Title: Carbon Cycle Imbalances on Arid Terrestrial Planets with Implications for Venus
Authors: Haskelle T. White-Gianella and Joshua Krissansen-Totton
First Author’s Institution: Department of Earth and Space Sciences/Astrobiology Program, University of Washington, Seattle, WA 98195, USA
Status: Published in The Planetary Science Journal [open access]
The Carbon Cycle Thermostat
When discussing the habitability of planets, we usually focus on the habitable zone, the region around a star where a planet can host a temperature suitable for supporting liquid water on its surface. Yet, being in the right place doesn’t necessarily guarantee that a planet will be habitable.
A planet also needs the right atmospheric composition to sustain the necessary temperatures for hosting liquid water. A key mechanism found on Earth for maintaining this composition is the geologic carbon cycle, acting as a built-in climate control system. This cycle begins with volcanic eruptions releasing carbon dioxide (\(\mathrm{CO_2}\)) into the atmosphere, which then dissolves in rainwater and forms a weak acid that weathers rocks on continents. The weathering products wash into oceans, where they form carbonate rocks, locking carbon away. Eventually, plate tectonics recycles some of that carbon back to volcanoes. The weathering process works faster when the planet is warmer, thus regulating the amount of \(\mathrm{CO_2}\) and stabilizing the climate over long periods of time (but it should be noted that it can take up to a few hundred thousand years to rebalance this slow carbon cycle through the weathering process).

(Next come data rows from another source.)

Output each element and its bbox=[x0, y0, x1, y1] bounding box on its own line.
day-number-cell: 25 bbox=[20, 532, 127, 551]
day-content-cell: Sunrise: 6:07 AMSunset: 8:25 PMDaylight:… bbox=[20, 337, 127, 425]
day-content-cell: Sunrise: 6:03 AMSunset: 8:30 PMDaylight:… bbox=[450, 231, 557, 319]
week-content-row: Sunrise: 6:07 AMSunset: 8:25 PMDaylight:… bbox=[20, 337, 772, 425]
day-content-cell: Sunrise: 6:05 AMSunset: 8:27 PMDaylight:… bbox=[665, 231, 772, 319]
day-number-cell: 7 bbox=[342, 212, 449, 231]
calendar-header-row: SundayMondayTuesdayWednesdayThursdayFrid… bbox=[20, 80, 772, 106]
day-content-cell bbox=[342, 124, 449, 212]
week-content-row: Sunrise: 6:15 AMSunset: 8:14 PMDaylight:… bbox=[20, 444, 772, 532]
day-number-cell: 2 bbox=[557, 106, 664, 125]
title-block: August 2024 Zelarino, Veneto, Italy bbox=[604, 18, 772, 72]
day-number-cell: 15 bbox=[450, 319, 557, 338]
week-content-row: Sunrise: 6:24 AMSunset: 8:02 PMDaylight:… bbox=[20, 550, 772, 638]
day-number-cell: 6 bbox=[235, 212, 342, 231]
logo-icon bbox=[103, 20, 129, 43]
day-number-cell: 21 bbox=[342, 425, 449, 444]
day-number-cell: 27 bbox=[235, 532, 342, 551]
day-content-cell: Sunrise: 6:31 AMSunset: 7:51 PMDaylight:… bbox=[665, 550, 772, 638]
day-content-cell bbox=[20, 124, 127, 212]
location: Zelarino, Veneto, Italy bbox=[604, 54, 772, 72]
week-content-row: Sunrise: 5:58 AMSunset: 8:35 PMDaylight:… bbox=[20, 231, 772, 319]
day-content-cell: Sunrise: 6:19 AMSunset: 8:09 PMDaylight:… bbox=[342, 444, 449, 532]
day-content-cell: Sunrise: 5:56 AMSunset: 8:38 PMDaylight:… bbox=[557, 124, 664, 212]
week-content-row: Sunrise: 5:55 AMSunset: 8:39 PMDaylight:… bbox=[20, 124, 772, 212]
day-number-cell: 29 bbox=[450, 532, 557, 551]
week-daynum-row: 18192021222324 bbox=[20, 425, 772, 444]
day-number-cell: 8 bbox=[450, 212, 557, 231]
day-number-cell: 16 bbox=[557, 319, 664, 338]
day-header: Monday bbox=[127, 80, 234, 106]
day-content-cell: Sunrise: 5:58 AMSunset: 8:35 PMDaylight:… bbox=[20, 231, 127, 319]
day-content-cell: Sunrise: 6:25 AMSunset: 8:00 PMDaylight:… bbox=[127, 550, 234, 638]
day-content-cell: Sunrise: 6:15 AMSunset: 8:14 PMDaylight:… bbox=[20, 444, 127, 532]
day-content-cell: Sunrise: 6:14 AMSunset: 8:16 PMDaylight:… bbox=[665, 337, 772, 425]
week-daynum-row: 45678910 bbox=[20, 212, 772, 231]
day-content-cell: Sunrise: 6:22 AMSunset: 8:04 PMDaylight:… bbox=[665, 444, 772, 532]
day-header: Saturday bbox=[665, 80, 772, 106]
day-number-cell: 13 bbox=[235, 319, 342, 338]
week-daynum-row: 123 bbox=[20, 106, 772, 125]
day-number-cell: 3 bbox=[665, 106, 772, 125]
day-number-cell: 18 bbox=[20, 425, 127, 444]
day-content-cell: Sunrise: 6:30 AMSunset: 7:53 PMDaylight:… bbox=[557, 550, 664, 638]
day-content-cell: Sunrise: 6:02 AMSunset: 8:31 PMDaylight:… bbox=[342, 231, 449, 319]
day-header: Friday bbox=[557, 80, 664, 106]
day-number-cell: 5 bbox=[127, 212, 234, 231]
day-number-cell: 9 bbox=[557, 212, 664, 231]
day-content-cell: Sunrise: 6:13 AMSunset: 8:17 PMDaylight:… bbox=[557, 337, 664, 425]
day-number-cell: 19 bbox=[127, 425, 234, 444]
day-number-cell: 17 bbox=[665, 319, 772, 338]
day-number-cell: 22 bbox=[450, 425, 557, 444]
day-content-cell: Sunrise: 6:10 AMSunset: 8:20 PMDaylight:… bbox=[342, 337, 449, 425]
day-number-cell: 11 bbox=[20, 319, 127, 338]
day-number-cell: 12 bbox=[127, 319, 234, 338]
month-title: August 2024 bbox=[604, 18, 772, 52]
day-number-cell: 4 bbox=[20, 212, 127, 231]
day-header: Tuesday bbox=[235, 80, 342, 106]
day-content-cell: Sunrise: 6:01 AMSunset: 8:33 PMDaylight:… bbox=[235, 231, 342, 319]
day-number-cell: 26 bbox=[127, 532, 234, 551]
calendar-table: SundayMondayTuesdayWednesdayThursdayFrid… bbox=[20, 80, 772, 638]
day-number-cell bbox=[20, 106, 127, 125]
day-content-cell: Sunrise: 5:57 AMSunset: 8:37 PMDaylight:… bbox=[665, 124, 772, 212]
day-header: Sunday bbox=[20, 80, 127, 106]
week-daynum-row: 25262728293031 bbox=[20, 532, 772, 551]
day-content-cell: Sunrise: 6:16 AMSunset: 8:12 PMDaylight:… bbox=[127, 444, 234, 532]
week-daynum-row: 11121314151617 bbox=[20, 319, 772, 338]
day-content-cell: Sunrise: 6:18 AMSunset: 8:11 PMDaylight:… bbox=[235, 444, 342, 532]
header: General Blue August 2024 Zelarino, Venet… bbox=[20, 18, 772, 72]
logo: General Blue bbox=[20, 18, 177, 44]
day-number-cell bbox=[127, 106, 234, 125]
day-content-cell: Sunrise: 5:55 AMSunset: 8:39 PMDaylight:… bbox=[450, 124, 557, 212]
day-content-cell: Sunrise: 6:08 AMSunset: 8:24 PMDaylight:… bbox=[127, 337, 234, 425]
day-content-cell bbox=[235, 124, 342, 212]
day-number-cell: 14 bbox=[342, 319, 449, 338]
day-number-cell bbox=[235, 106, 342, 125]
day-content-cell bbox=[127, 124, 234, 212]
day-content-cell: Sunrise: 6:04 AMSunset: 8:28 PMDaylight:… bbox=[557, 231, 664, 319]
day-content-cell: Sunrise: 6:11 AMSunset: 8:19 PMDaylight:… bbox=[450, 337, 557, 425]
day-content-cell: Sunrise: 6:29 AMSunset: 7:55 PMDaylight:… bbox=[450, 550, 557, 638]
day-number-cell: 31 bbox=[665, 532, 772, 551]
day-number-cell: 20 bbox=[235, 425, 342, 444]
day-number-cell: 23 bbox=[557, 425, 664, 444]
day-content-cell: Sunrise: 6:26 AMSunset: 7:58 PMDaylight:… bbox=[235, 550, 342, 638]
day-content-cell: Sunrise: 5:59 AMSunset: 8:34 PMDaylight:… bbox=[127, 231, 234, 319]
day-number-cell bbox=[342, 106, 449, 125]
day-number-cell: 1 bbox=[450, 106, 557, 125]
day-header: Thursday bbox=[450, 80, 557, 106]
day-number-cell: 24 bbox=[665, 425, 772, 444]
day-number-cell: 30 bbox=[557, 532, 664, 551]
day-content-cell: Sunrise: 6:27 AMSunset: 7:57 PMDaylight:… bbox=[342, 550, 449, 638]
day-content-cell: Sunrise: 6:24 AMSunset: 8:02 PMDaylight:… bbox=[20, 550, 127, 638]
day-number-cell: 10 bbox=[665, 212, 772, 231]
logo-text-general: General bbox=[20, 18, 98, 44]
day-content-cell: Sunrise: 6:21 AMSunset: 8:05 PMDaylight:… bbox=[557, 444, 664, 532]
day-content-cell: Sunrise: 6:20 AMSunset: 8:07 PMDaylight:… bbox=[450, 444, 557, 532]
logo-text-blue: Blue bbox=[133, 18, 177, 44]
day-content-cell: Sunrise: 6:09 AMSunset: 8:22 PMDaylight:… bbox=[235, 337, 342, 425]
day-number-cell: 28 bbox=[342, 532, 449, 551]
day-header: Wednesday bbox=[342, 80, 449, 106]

An important caveat is that the weathering process requires sufficient liquid water on its surface, so what happens in the case for planets with shallower oceans? Low-mass M dwarfs, the most common type of star found in the galaxy, are expected to host less massive disks and therefore lower water inventories for forming planets. If more “dry” planets are indeed a more likely outcome of planet formation, we’d want to know how their arid conditions influence their long-term evolution and habitability.
Creating Carbon-Tracking Models
The authors built a model that tracks how water and \(\mathrm{CO_2}\) move between a planet’s interior, oceans, and atmosphere over 4.5 billion years. The model notably includes:
- A sophisticated weathering model (MAC) which accounts for how runoff can limit rock weathering, improving upon previous models that only included a temperature dependence on weathering
- Wind-driven evaporation limits that influence the amount of water evaporation in addition to sunlight-driven evaporation
- Multiple deep water cycle parameterizations which explore how water moves between the interior and the surface
The model tests for four initial surface water inventories (0.1%, 1%, 10%, and 100% of Earth’s oceans), and then simulates how the surface water, atmosphere, and climate evolve over time.
A Critical Water Threshold
The models reveal that planets require at least 20-50% of Earth’s ocean mass to maintain a balanced carbon cycle. Below this threshold, the carbon cycle becomes unbalanced, leading to devastating consequences for habitability.

For the more arid planets, models reveal a concerning runaway process. Limited surface water reduces precipitation and slows rock weathering. Weathering cannot keep up with volcanic \(\mathrm{CO_2}\) release, causing \(\mathrm{CO_2}\) buildup and warming the atmosphere. The cycle repeats, driving runaway warming until all water evaporates.
Important Implications (Within and Outside Our Solar System)
Looking within the Solar System, the results offer an explanation for how a potentially habitable Venus prior in history could have transitioned into its current, inhospitable state. If Venus had formed with an initial water inventory below this critical 20-50% Earth ocean mass threshold, then its carbon cycle would have become unbalanced, creating the \(\mathrm{CO_2}\) inferno seen on Venus today.
In future exoplanet studies, telescopes like the Habitable Worlds Observatory might detect ocean glint (specular reflection from liquid water) or measure land fraction from light curves. Finding a planet in the habitable zone, but with limited ocean coverage would likely be bad news, as it could be quietly losing its grip on habitability. Astronomers may want to be more careful when looking at seemingly-promising planets within their habitable zones.